9/15/2004

Coca-Cola

Coca-Cola shares have reach a 52-week low in the stock market. Coke has claimed, unseasonable cool and wet weather in northern Europe and volume pressure in North America has caused the stock to fall. Comparing summers between 2003 and 2004, in 2003 northern Europe had extreme high temperatures where as in 2004 was cooler and wetter than normal.

Weather can take an affect on a company but how much? Can weather be such a hindrance that it could destroy small or a large company or is weather a temporary excuse to explain why share prices are low? Coca-Cola is saying weather has kept their share prices declining instead of increasing.

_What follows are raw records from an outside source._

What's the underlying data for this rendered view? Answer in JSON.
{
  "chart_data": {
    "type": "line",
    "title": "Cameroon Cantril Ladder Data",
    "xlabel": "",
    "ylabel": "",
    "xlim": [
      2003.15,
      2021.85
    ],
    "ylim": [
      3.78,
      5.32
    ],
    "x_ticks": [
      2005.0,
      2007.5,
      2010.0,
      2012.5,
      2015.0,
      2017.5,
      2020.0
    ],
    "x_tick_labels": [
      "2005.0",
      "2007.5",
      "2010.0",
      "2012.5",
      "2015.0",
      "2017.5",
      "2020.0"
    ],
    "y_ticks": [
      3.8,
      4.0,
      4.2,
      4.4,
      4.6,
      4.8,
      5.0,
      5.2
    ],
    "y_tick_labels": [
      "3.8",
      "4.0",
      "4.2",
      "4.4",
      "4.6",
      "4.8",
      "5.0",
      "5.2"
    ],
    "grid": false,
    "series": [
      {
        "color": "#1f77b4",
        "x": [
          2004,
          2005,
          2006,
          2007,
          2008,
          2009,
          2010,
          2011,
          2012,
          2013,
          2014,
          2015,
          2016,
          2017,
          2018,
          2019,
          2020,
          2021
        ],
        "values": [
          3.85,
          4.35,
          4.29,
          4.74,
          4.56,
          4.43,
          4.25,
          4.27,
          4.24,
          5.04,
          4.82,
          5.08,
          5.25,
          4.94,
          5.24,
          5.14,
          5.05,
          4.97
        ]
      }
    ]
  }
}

In the short-run weather can have effect a companies shares. In the long-run can a company continue to blame the weather of its short fall? In my opinion weather can change a company for a short time but not in the long-run. The business needs to make the changes necessary to adapt for the change in weather.

4 comments:

Taber Wolrab said...

To an extent busnisses can be affected by the weather. I agree that any long-term problems should not be contributed to the weather. If the company views a problem in the short-run from the weather, it needs to fix the problem to where the weather isn't a factor in the long-run.

John West said...

Coke is simply upplaying the weather issue in an attempt to downplay its lagging sales. There really is no excuse that legitimizes the drop in sales that was experienced in Europe. Coke has been in business for a long time and I'm sure that this wasn't the first time that Europe suffered a cold spell. Perhaps Coke might look into developing a drink that would increase demand when other products are decreasing in demand. Maybe a hotter version of Coke.

Dr. Tufte said...

I don't know too much about this issue.

Weather seems implausible as an excuse for Coke, but information like this tends to have formal reports to Wall Street researchers as its source. So, perhaps there is something to this.

Keep in mind that Coke makes thousands of products besides colas.

I think the analysis is correct: if this is really a weather related problem, it will go away shortly.

Dr. Tufte said...

I just came across this. Apparently Coke was making Dasani (bottled water)in England by filtering river water. But, not well enough, and they had to withdraw it from the market.